“Obviously we made some mistakes and we cop to them. But we didn’t expect Shane Victorino to be on the disabled list for as long as he has been. We knew that Jackie Bradley had the potential to be a superstar but his season hasn’t been as robust as we all imagined. We’re still very confident about his potential and his defense has been fantastic. But should we have gone after Nelson Cruz? I guess so.” -- Tom Werner in Monday’s Boston Globe
The real truth, of course, is that the Red Sox overplayed their hand from the very beginning. In the wake of their inspiring 2013 World Series win, the Red Sox put a little too much emphasis on the future and not enough on the present. They saw the opening for another bridge year and they happily took it.
And you know who pays the toll?
Maybe you are still so giddy with delight from the events of last October that you accept this. Certainly, that is your right. But some of us will never believe that the Red Sox should ever get to write off a season because in this market with those revenues, there is simply too much money at stake.
And so, with all due respect to Tom Werner and the powers that run the Red Sox, they never should have expected Shane Victorino to repeat what he did last year. Heck, they were probably lucky to get 2013 in the first place. Bradley? He was never a superstar in the making so much as he was a solid, everyday major league prospect. And to even mention players like that at all suggests the Red Sox are putting the blame somewhere other than where it really belongs.
You want to cite players, Tom? Let’s talk about Dustin Pedroia, who looks more and more like an aging Marty Barrett and less like the $100-million cornerstone the Red Sox invested in last summer. If we’re going to name names, let’s go after the big guys. And then let’s look at the half-hearted offseason in which the Red Sox signed nobody to more than a two-year contract, from A.J. Pierzynski to Grady Sizemore to Edward Mujica.
When the spring came, they used Ryan Dempster’s money on Chris Capuano and Stephen Drew. And so a team that nailed the offseason of 2012-13 followed it up with Sizemore, Pierzynski, Mujica, Capuano and Drew, two of whom have effectively been released and two more of whom could be (or should be).
Here’s your E-Z Pass, folks.
Thanks for coming.
From here, the real question is where the Red Sox are going, The Sox cannot possibly continue to ask this much of an aging David Ortiz and they’ve backed themselves into a corner with Jon Lester. They have no real power-hitting prospect to speak of. Given the shortage of talent available on the free agent market – and no one ever advised over-spending for Nelson Cruz as much as they stressed the need for legitimate outfield depth – the Red Sox need to find themselves some willing trade partners or they run the risk of further alienating their fan base.

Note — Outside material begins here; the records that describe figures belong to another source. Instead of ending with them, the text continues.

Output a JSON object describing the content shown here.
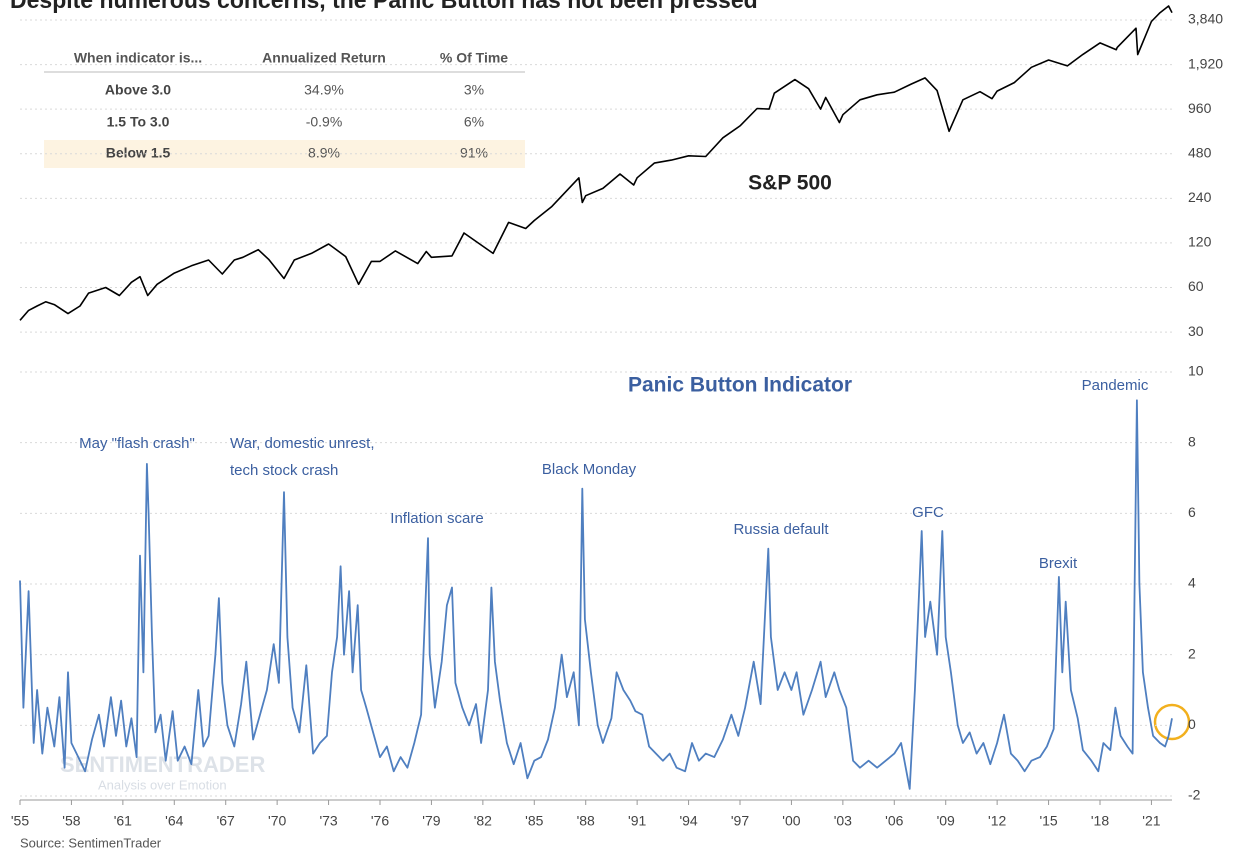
{
  "title": "Despite numerous concerns, the Panic Button has not been pressed",
  "source": "Source: SentimenTrader",
  "watermark": [
    "SENTIMENTRADER",
    "Analysis over Emotion"
  ],
  "table": {
    "columns": [
      "When indicator is...",
      "Annualized Return",
      "% Of Time"
    ],
    "rows": [
      [
        "Above 3.0",
        "34.9%",
        "3%"
      ],
      [
        "1.5 To 3.0",
        "-0.9%",
        "6%"
      ],
      [
        "Below 1.5",
        "8.9%",
        "91%"
      ]
    ]
  },
  "chart_data": [
    {
      "type": "line",
      "title": "S&P 500",
      "log_scale": true,
      "grid": true,
      "xlim": [
        1955,
        2022.2
      ],
      "ylim": [
        22.7,
        4900
      ],
      "yticks": [
        {
          "value": 3840,
          "label": "3,840"
        },
        {
          "value": 1920,
          "label": "1,920"
        },
        960,
        480,
        240,
        120,
        60,
        30
      ],
      "series": [
        {
          "name": "S&P 500",
          "color": "#000000",
          "x": [
            1955.0,
            1955.5,
            1956.0,
            1956.5,
            1957.0,
            1957.8,
            1958.5,
            1959.0,
            1960.0,
            1960.8,
            1961.5,
            1962.0,
            1962.45,
            1963.0,
            1964.0,
            1965.0,
            1966.0,
            1966.8,
            1967.5,
            1968.0,
            1968.9,
            1969.5,
            1970.4,
            1971.0,
            1972.0,
            1973.0,
            1974.0,
            1974.75,
            1975.5,
            1976.0,
            1976.9,
            1978.2,
            1978.7,
            1979.0,
            1980.2,
            1980.9,
            1982.6,
            1983.5,
            1984.5,
            1985.0,
            1986.0,
            1987.6,
            1987.8,
            1988.0,
            1989.0,
            1990.0,
            1990.8,
            1991.0,
            1992.0,
            1993.0,
            1994.0,
            1995.0,
            1996.0,
            1997.0,
            1998.0,
            1998.7,
            1999.0,
            2000.2,
            2001.0,
            2001.7,
            2002.0,
            2002.8,
            2003.0,
            2004.0,
            2005.0,
            2006.0,
            2007.0,
            2007.8,
            2008.5,
            2009.2,
            2010.0,
            2011.0,
            2011.7,
            2012.0,
            2013.0,
            2014.0,
            2015.0,
            2016.1,
            2017.0,
            2018.0,
            2018.95,
            2019.0,
            2020.1,
            2020.2,
            2021.0,
            2021.5,
            2022.0,
            2022.2
          ],
          "values": [
            36,
            42,
            45,
            48,
            46,
            40,
            45,
            55,
            60,
            53,
            65,
            71,
            53,
            63,
            75,
            84,
            92,
            74,
            92,
            96,
            108,
            93,
            69,
            92,
            102,
            118,
            97,
            63,
            90,
            90,
            106,
            87,
            105,
            96,
            98,
            140,
            102,
            165,
            150,
            170,
            210,
            330,
            225,
            250,
            280,
            350,
            295,
            330,
            415,
            435,
            465,
            460,
            615,
            740,
            970,
            960,
            1230,
            1520,
            1320,
            960,
            1150,
            780,
            880,
            1110,
            1200,
            1250,
            1420,
            1560,
            1280,
            680,
            1110,
            1260,
            1130,
            1270,
            1450,
            1840,
            2060,
            1880,
            2250,
            2690,
            2420,
            2500,
            3380,
            2240,
            3750,
            4300,
            4770,
            4300
          ]
        }
      ]
    },
    {
      "type": "line",
      "title": "Panic Button Indicator",
      "grid": true,
      "xlim": [
        1955,
        2022.2
      ],
      "ylim": [
        -2,
        10
      ],
      "yticks": [
        10,
        8,
        6,
        4,
        2,
        0,
        -2
      ],
      "xticks": [
        {
          "value": 1955,
          "label": "'55"
        },
        {
          "value": 1958,
          "label": "'58"
        },
        {
          "value": 1961,
          "label": "'61"
        },
        {
          "value": 1964,
          "label": "'64"
        },
        {
          "value": 1967,
          "label": "'67"
        },
        {
          "value": 1970,
          "label": "'70"
        },
        {
          "value": 1973,
          "label": "'73"
        },
        {
          "value": 1976,
          "label": "'76"
        },
        {
          "value": 1979,
          "label": "'79"
        },
        {
          "value": 1982,
          "label": "'82"
        },
        {
          "value": 1985,
          "label": "'85"
        },
        {
          "value": 1988,
          "label": "'88"
        },
        {
          "value": 1991,
          "label": "'91"
        },
        {
          "value": 1994,
          "label": "'94"
        },
        {
          "value": 1997,
          "label": "'97"
        },
        {
          "value": 2000,
          "label": "'00"
        },
        {
          "value": 2003,
          "label": "'03"
        },
        {
          "value": 2006,
          "label": "'06"
        },
        {
          "value": 2009,
          "label": "'09"
        },
        {
          "value": 2012,
          "label": "'12"
        },
        {
          "value": 2015,
          "label": "'15"
        },
        {
          "value": 2018,
          "label": "'18"
        },
        {
          "value": 2021,
          "label": "'21"
        }
      ],
      "annotations": [
        [
          "May \"flash crash\""
        ],
        [
          "War, domestic unrest,",
          "tech stock crash"
        ],
        [
          "Inflation scare"
        ],
        [
          "Black Monday"
        ],
        [
          "Russia default"
        ],
        [
          "GFC"
        ],
        [
          "Brexit"
        ],
        [
          "Pandemic"
        ]
      ],
      "series": [
        {
          "name": "Panic Button Indicator",
          "color": "#4f7fc0",
          "x": [
            1955.0,
            1955.2,
            1955.5,
            1955.8,
            1956.0,
            1956.3,
            1956.6,
            1957.0,
            1957.3,
            1957.6,
            1957.8,
            1958.0,
            1958.4,
            1958.8,
            1959.2,
            1959.6,
            1959.9,
            1960.3,
            1960.6,
            1960.9,
            1961.2,
            1961.5,
            1961.8,
            1962.0,
            1962.2,
            1962.4,
            1962.5,
            1962.7,
            1962.9,
            1963.2,
            1963.5,
            1963.9,
            1964.2,
            1964.6,
            1965.0,
            1965.4,
            1965.7,
            1966.0,
            1966.4,
            1966.6,
            1966.8,
            1967.1,
            1967.5,
            1967.9,
            1968.2,
            1968.6,
            1969.0,
            1969.4,
            1969.8,
            1970.1,
            1970.4,
            1970.6,
            1970.9,
            1971.3,
            1971.7,
            1972.1,
            1972.5,
            1972.9,
            1973.2,
            1973.5,
            1973.7,
            1973.9,
            1974.2,
            1974.4,
            1974.7,
            1974.9,
            1975.2,
            1975.6,
            1976.0,
            1976.4,
            1976.8,
            1977.2,
            1977.6,
            1978.0,
            1978.4,
            1978.8,
            1978.9,
            1979.2,
            1979.6,
            1979.9,
            1980.2,
            1980.4,
            1980.8,
            1981.2,
            1981.6,
            1981.9,
            1982.3,
            1982.5,
            1982.7,
            1983.0,
            1983.4,
            1983.8,
            1984.2,
            1984.6,
            1985.0,
            1985.4,
            1985.8,
            1986.2,
            1986.6,
            1986.9,
            1987.3,
            1987.6,
            1987.8,
            1987.95,
            1988.3,
            1988.7,
            1989.0,
            1989.5,
            1989.8,
            1990.2,
            1990.6,
            1990.9,
            1991.3,
            1991.7,
            1992.1,
            1992.5,
            1992.9,
            1993.3,
            1993.8,
            1994.2,
            1994.6,
            1995.0,
            1995.5,
            1996.0,
            1996.5,
            1996.9,
            1997.3,
            1997.8,
            1998.2,
            1998.65,
            1998.8,
            1999.2,
            1999.6,
            2000.0,
            2000.3,
            2000.7,
            2001.2,
            2001.7,
            2002.0,
            2002.5,
            2002.8,
            2003.2,
            2003.6,
            2004.0,
            2004.5,
            2005.0,
            2005.5,
            2006.0,
            2006.4,
            2006.9,
            2007.2,
            2007.6,
            2007.8,
            2008.1,
            2008.5,
            2008.8,
            2009.0,
            2009.3,
            2009.7,
            2010.0,
            2010.4,
            2010.8,
            2011.2,
            2011.6,
            2012.0,
            2012.4,
            2012.8,
            2013.2,
            2013.6,
            2014.0,
            2014.5,
            2014.9,
            2015.3,
            2015.6,
            2015.8,
            2016.0,
            2016.3,
            2016.7,
            2017.0,
            2017.5,
            2017.9,
            2018.2,
            2018.6,
            2018.9,
            2019.2,
            2019.6,
            2019.9,
            2020.15,
            2020.3,
            2020.5,
            2020.8,
            2021.1,
            2021.5,
            2021.8,
            2022.0,
            2022.2
          ],
          "values": [
            4.1,
            0.5,
            3.8,
            -0.5,
            1.0,
            -0.8,
            0.5,
            -0.6,
            0.8,
            -1.2,
            1.5,
            -0.5,
            -0.9,
            -1.3,
            -0.4,
            0.3,
            -0.6,
            0.8,
            -0.3,
            0.7,
            -0.6,
            0.2,
            -0.9,
            4.8,
            1.5,
            7.4,
            6.0,
            2.5,
            -0.2,
            0.3,
            -1.0,
            0.4,
            -1.0,
            -0.6,
            -1.1,
            1.0,
            -0.6,
            -0.3,
            2.0,
            3.6,
            1.2,
            0.0,
            -0.6,
            0.6,
            1.8,
            -0.4,
            0.3,
            1.0,
            2.3,
            1.2,
            6.6,
            2.5,
            0.5,
            -0.2,
            1.7,
            -0.8,
            -0.5,
            -0.3,
            1.5,
            2.5,
            4.5,
            2.0,
            3.8,
            1.5,
            3.4,
            1.0,
            0.5,
            -0.2,
            -0.9,
            -0.6,
            -1.3,
            -0.9,
            -1.2,
            -0.5,
            0.3,
            5.3,
            2.0,
            0.5,
            1.8,
            3.4,
            3.9,
            1.2,
            0.5,
            0.0,
            0.6,
            -0.5,
            1.0,
            3.9,
            1.8,
            0.7,
            -0.5,
            -1.1,
            -0.5,
            -1.5,
            -1.0,
            -0.9,
            -0.4,
            0.5,
            2.0,
            0.8,
            1.5,
            0.0,
            6.7,
            3.0,
            1.5,
            0.0,
            -0.5,
            0.2,
            1.5,
            1.0,
            0.7,
            0.4,
            0.3,
            -0.6,
            -0.8,
            -1.0,
            -0.8,
            -1.2,
            -1.3,
            -0.5,
            -1.0,
            -0.8,
            -0.9,
            -0.4,
            0.3,
            -0.3,
            0.5,
            1.8,
            0.6,
            5.0,
            2.5,
            1.0,
            1.5,
            1.0,
            1.5,
            0.3,
            1.0,
            1.8,
            0.8,
            1.5,
            1.0,
            0.5,
            -1.0,
            -1.2,
            -1.0,
            -1.2,
            -1.0,
            -0.8,
            -0.5,
            -1.8,
            1.0,
            5.5,
            2.5,
            3.5,
            2.0,
            5.5,
            2.5,
            1.5,
            0.0,
            -0.5,
            -0.2,
            -0.8,
            -0.5,
            -1.1,
            -0.5,
            0.3,
            -0.8,
            -1.0,
            -1.3,
            -1.0,
            -0.9,
            -0.6,
            -0.1,
            4.2,
            1.5,
            3.5,
            1.0,
            0.2,
            -0.7,
            -1.0,
            -1.3,
            -0.5,
            -0.7,
            0.5,
            -0.3,
            -0.6,
            -0.8,
            9.2,
            4.0,
            1.5,
            0.5,
            -0.3,
            -0.5,
            -0.6,
            -0.3,
            0.2
          ]
        }
      ]
    }
  ]
}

Let’s get back to Lester for a moment. With an effort more honest than the four-year, $70-million joke they presented him during the spring, they might have been able to get a deal done. Instead, they gave Lester all the leverage. The Red Sox can rave all they want about their depth of pitching prospects from Henry Owens to Anthony Ranaudo, but as we’ve learned this year, integrating too many at one time can be counterproductive. The Red Sox need mortar for their pitching staff for 2015 and beyond – John Lackey is up after next season, assuming he does not follow through on the bluff of retirement – and the unreliable Clay Buchholz is nobody’s idea of super glue.
For lots of reasons, the Sox need to pay Lester. First, they may need some of those pitching prospects to address their impotent lineup. Second, pitchers like Brandon Workman, Owens, Ranaudo and Rubby De La Rosa won’t make big money for a while anyway, which means the Sox can pay Lester and keep their budget in line.
When you get right down to it, what alternatives do they really have?
Look: if you truly want to write off this season because you believe the Red Sox have somehow earned themselves a free year, fine. But at least understand that we are entering into tricky territory. Bradley, for one, has shown some sign of improvement of late, but putting too much stock into what the Red Sox do in late August and September is dangerous business. (That is assuming, of course, that the Red Sox are out of it.) The pressure will be off by then and roster will ultimately expand, and there is that old adage that evaluations on questionable players are never to be made in spring training or September. (Ask Sizemore about this.)
At their core, Werner (who is now working on a TV show with LeBron James) and John Henry, who also owns Liverpool AC and the Globe (thus Werner subbing in for interview?), among other things, are businessmen. They know they are losing your trust. In the past, this has led them to some of their best work. Boston’s last two baseball championships have come after offseasons that could be termed more aggressive than passive, the winter preceding 2007 producing Daisuke Matsuzaka and J.D. Drew, the winter prior to 2013 producing Mike Napoli, Victorino, Ryan Dempster and Koji Uehara among others.
This coming winter, the Red Sox can’t just build another bridge.
If they do, there will be even more folks jumping off it.